Script started on Sat Aug 21 19:05:11 2004
jdoe@vega:(~) a.out
Hello World!
jdoe@vega:(~) exit
script done on Sat Aug 21 19:17:37 2004
Note that the script file (named p1.script) starts and ends with "timestamps" that tell when the script was started, and when it was completed. In between it reproduces what you typed.

Now enter "jove p1.script" so you can look at the file with the JOVE editor. You see your script. You also see "weird" characters in the script like ^M at the end of each line, and maybe some other things. These characters are an undesirable side-effect of the way the scripting program interacts with special characters that handle the terminal display. The weird characters are sometimes visible, and sometimes not, depending on just how you try to display your script file. The characters were not visible when you displayed p1.script with "cat," but they were visible when you used JOVE. Do a C-x C-c command to exit JOVE.

When you turn in a real programming assignment, you will be sending me the source code, plus a script similar to the one you just made. The script will be a record that will show me that you did the right kind of testing of your program.

I require you to run your script through a filter before you send it to me. It's a way to get rid of most of the weird characters, so the script will be more readable.

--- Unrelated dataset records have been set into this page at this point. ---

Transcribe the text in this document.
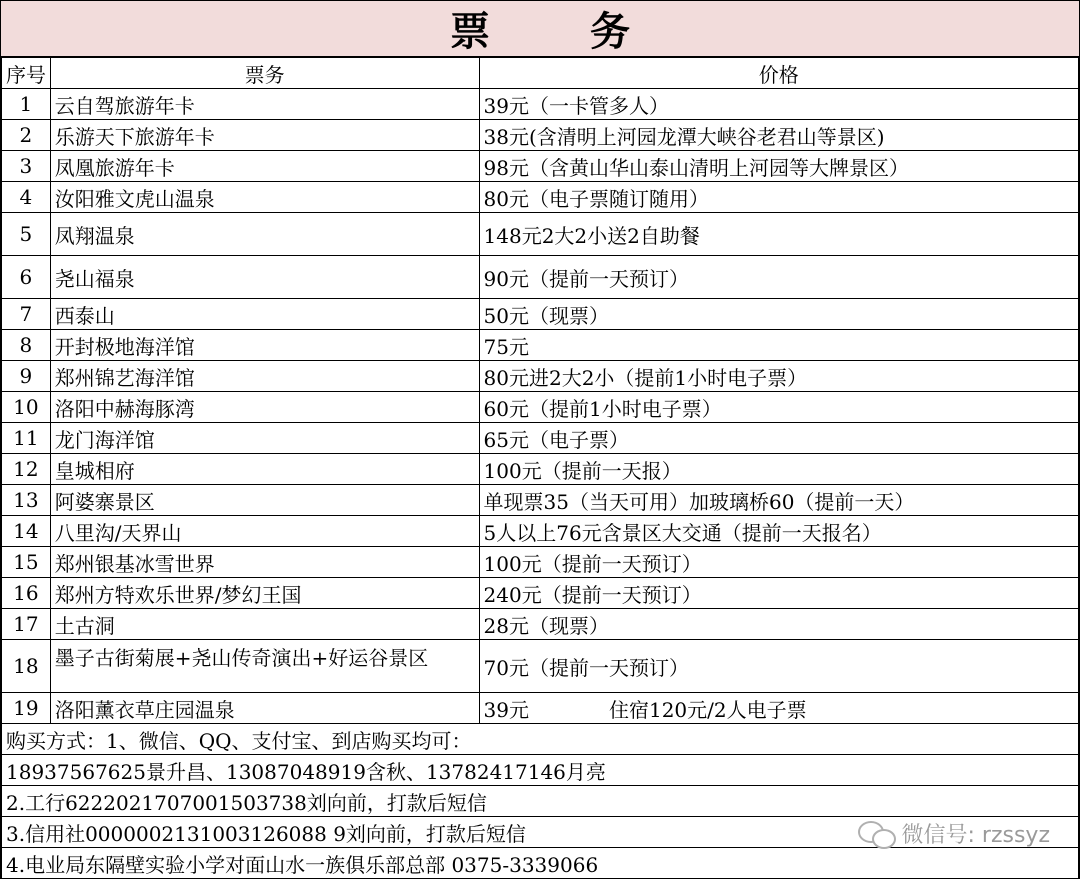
票务
序号	票务	价格
1	云自驾旅游年卡	39元（一卡管多人）
2	乐游天下旅游年卡	38元(含清明上河园龙潭大峡谷老君山等景区)
3	凤凰旅游年卡	98元（含黄山华山泰山清明上河园等大牌景区）
4	汝阳雅文虎山温泉	80元（电子票随订随用）
5	凤翔温泉	148元2大2小送2自助餐
6	尧山福泉	90元（提前一天预订）
7	西泰山	50元（现票）
8	开封极地海洋馆	75元
9	郑州锦艺海洋馆	80元进2大2小（提前1小时电子票）
10	洛阳中赫海豚湾	60元（提前1小时电子票）
11	龙门海洋馆	65元（电子票）
12	皇城相府	100元（提前一天报）
13	阿婆寨景区	单现票35（当天可用）加玻璃桥60（提前一天）
14	八里沟/天界山	5人以上76元含景区大交通（提前一天报名）
15	郑州银基冰雪世界	100元（提前一天预订）
16	郑州方特欢乐世界/梦幻王国	240元（提前一天预订）
17	土古洞	28元（现票）
18	墨子古街菊展+尧山传奇演出+好运谷景区	70元（提前一天预订）
19	洛阳薰衣草庄园温泉	39元 住宿120元/2人电子票
购买方式：1、微信、QQ、支付宝、到店购买均可：
18937567625景升昌、13087048919含秋、13782417146月亮
2.工行6222021707001503738刘向前，打款后短信
3.信用社0000002131003126088 9刘向前，打款后短信
4.电业局东隔壁实验小学对面山水一族俱乐部总部 0375-3339066
微信号: rzssyz
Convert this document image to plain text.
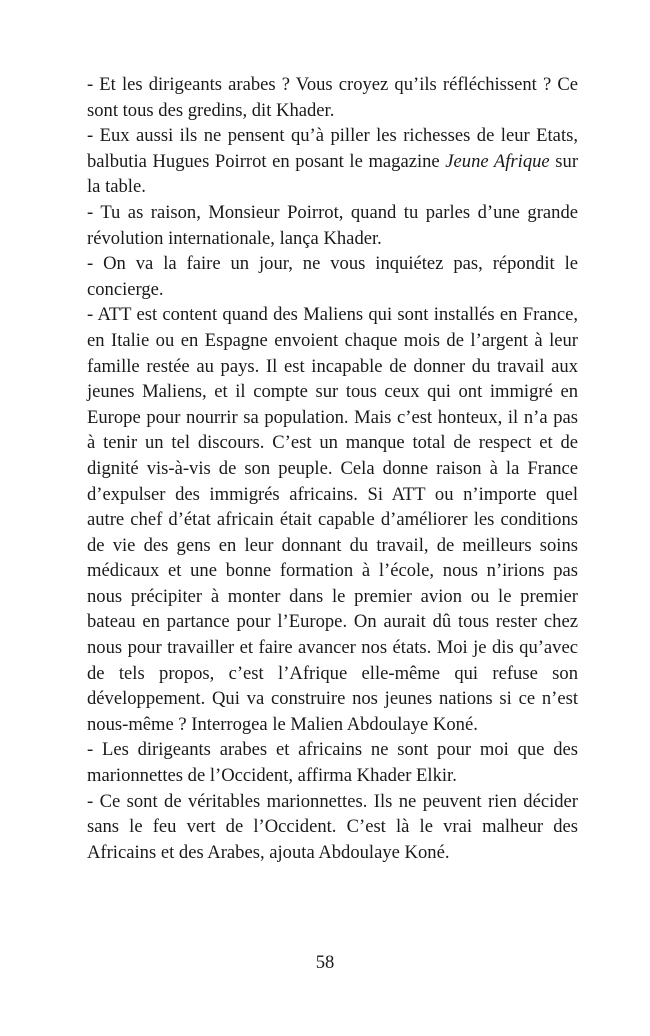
- Et les dirigeants arabes ? Vous croyez qu’ils réfléchissent ? Ce sont tous des gredins, dit Khader.

- Eux aussi ils ne pensent qu’à piller les richesses de leur Etats, balbutia Hugues Poirrot en posant le magazine Jeune Afrique sur la table.

- Tu as raison, Monsieur Poirrot, quand tu parles d’une grande révolution internationale, lança Khader.

- On va la faire un jour, ne vous inquiétez pas, répondit le concierge.

- ATT est content quand des Maliens qui sont installés en France, en Italie ou en Espagne envoient chaque mois de l’argent à leur famille restée au pays. Il est incapable de donner du travail aux jeunes Maliens, et il compte sur tous ceux qui ont immigré en Europe pour nourrir sa population. Mais c’est honteux, il n’a pas à tenir un tel discours. C’est un manque total de respect et de dignité vis-à-vis de son peuple. Cela donne raison à la France d’expulser des immigrés africains. Si ATT ou n’importe quel autre chef d’état africain était capable d’améliorer les conditions de vie des gens en leur donnant du travail, de meilleurs soins médicaux et une bonne formation à l’école, nous n’irions pas nous précipiter à monter dans le premier avion ou le premier bateau en partance pour l’Europe. On aurait dû tous rester chez nous pour travailler et faire avancer nos états. Moi je dis qu’avec de tels propos, c’est l’Afrique elle-même qui refuse son développement. Qui va construire nos jeunes nations si ce n’est nous-même ? Interrogea le Malien Abdoulaye Koné.

- Les dirigeants arabes et africains ne sont pour moi que des marionnettes de l’Occident, affirma Khader Elkir.

- Ce sont de véritables marionnettes. Ils ne peuvent rien décider sans le feu vert de l’Occident. C’est là le vrai malheur des Africains et des Arabes, ajouta Abdoulaye Koné.

58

It is easy to do, no matter how big the script is.

Here's how: Enter "cat p1.script | col -b > temp". This command pipes the script file to the input of the command "col -b > temp", which filters out some of the weird characters and writes the output to a file named temp. Now the temp file is the filtered version of the script. Enter "mv temp p1.script" to replace the script file with the new filtered version. Now enter "jove p1.script" again. See how the file has been cleaned up? Good. Exit JOVE again by doing a C-x C-c command.